同じような文脈で、ダンスキーとシルヴァーマンは、物を使った遊びが子どもの連想のなめらかさ、つまり、よく使用する物の新しい使い方を考え出すことに与える効果を調べました。遊び条件の子どもに、実験物で10~15分間「遊ぶ」ように促しました。他の統制条件や観察学習条件に参加した子どもたちには、訓練の後に、実験物や新しい物の新しい使い方を考え出すよう求めたのです。それぞれの場合で、遊び条件の子どもは他の条件の子どもより、新しい使い方をより多く考え出したそうです。

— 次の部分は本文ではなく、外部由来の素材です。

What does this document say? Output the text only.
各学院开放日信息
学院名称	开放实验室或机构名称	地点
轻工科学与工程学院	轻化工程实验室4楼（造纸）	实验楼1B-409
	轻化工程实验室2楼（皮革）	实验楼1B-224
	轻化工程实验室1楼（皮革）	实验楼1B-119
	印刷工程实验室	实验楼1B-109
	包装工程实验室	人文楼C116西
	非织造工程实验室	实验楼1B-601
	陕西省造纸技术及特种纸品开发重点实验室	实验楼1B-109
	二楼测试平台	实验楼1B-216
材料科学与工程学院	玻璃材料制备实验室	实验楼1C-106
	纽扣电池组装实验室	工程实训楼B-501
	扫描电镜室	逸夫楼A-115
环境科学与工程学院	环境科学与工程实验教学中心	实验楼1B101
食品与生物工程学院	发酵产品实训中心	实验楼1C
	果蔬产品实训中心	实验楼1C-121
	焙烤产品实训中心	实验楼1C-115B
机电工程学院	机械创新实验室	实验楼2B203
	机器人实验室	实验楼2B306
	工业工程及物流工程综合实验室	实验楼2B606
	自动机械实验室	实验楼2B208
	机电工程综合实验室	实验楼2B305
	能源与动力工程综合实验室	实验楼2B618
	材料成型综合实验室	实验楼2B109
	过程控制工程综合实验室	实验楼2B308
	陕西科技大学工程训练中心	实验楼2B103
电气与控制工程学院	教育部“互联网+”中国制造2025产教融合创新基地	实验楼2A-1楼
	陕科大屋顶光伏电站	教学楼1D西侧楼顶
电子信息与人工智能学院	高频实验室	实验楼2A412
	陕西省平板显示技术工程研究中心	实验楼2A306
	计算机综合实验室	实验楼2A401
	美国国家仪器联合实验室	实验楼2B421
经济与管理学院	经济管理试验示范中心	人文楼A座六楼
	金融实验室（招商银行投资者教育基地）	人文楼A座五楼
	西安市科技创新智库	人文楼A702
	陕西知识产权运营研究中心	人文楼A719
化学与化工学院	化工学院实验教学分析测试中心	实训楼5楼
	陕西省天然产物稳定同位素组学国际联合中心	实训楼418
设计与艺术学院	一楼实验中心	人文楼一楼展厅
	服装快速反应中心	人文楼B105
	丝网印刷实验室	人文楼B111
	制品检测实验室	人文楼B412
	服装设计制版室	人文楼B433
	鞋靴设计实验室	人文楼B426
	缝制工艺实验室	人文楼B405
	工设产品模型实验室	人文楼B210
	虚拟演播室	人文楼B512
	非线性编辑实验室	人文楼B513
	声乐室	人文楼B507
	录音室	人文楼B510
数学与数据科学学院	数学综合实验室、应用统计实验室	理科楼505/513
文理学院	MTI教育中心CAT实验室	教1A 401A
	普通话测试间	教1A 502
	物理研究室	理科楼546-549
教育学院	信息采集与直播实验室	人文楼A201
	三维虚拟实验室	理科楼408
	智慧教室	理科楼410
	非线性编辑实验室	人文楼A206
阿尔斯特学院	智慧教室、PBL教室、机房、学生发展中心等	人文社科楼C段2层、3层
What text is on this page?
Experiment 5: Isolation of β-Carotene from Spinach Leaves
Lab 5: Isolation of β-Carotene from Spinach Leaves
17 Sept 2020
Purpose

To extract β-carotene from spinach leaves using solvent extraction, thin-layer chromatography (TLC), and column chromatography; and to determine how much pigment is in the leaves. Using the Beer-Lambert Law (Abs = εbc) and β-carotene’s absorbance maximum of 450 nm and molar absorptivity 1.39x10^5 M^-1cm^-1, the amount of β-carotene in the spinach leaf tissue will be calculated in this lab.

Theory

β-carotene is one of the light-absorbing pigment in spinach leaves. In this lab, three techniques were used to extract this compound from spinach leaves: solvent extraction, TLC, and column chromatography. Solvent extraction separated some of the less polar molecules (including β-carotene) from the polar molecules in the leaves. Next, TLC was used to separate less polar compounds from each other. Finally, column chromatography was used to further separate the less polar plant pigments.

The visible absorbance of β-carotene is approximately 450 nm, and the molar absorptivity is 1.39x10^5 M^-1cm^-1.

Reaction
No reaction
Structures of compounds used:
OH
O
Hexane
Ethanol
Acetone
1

シルヴァたちの研究やダンスキーとシルヴァーマンの研究により、物を使って遊ぶ子どもは、その物を使って後に新しい問題を解決する可能性が高いことが示されました。このように、子どもは遊びを通して物について何か特定のことを学んだことにより、その物を後の状況で道具として用いる可能性が高まったと考えられます。もっと最近の研究ではグレドレインが、物を使った遊びをする傾向が強いことと、一般的に後の道具の使用との関連を調べたそうです。彼の研究では、3歳児が1人ずつ一連のおもちゃを使った自由遊びセッションに参加し、一部の子どもには物を使った遊び、たとえば、レゴ、木のプロックを組み合わせて家を作るリンカーンログをするよう促しました。別のセッションで子どもには、どれも遊びセッションでは見たことがない物が置かれたテープルの前に座り、そのうちの1つだけが、手の届かないおもちゃをうまく取り出すのに使うことができると言います。これは、先に述べたチェンとシーグラーが用いた手続きをもとにしています。グレドレインは、男児は女児よりも物を使った遊びをし、自発的に道具を使用しておもちゃを取り出す傾向が強かったことを報告し、男児の物を使った遊びをする経験の多さが、男児の方が道具使用課題の成績が高かった一因であると指摘しているそうです。チェンとシーグラーと同様、グレドレインは、道具使用課題の女児の成績は単純なヒントを与えられただけで男児のレベルにまで上昇したことを報告し、道具の使用における実際的な能力に性差はないことを示唆したそうです。むしろ主要な性差は、男児の方が物を使った遊びや、道具の使用に動機づけを持っていることにあり、物を使った遊びが多いことがおそらく物を潜在的な道具として見る傾向を強めているのであろうとビョークランドは考えています。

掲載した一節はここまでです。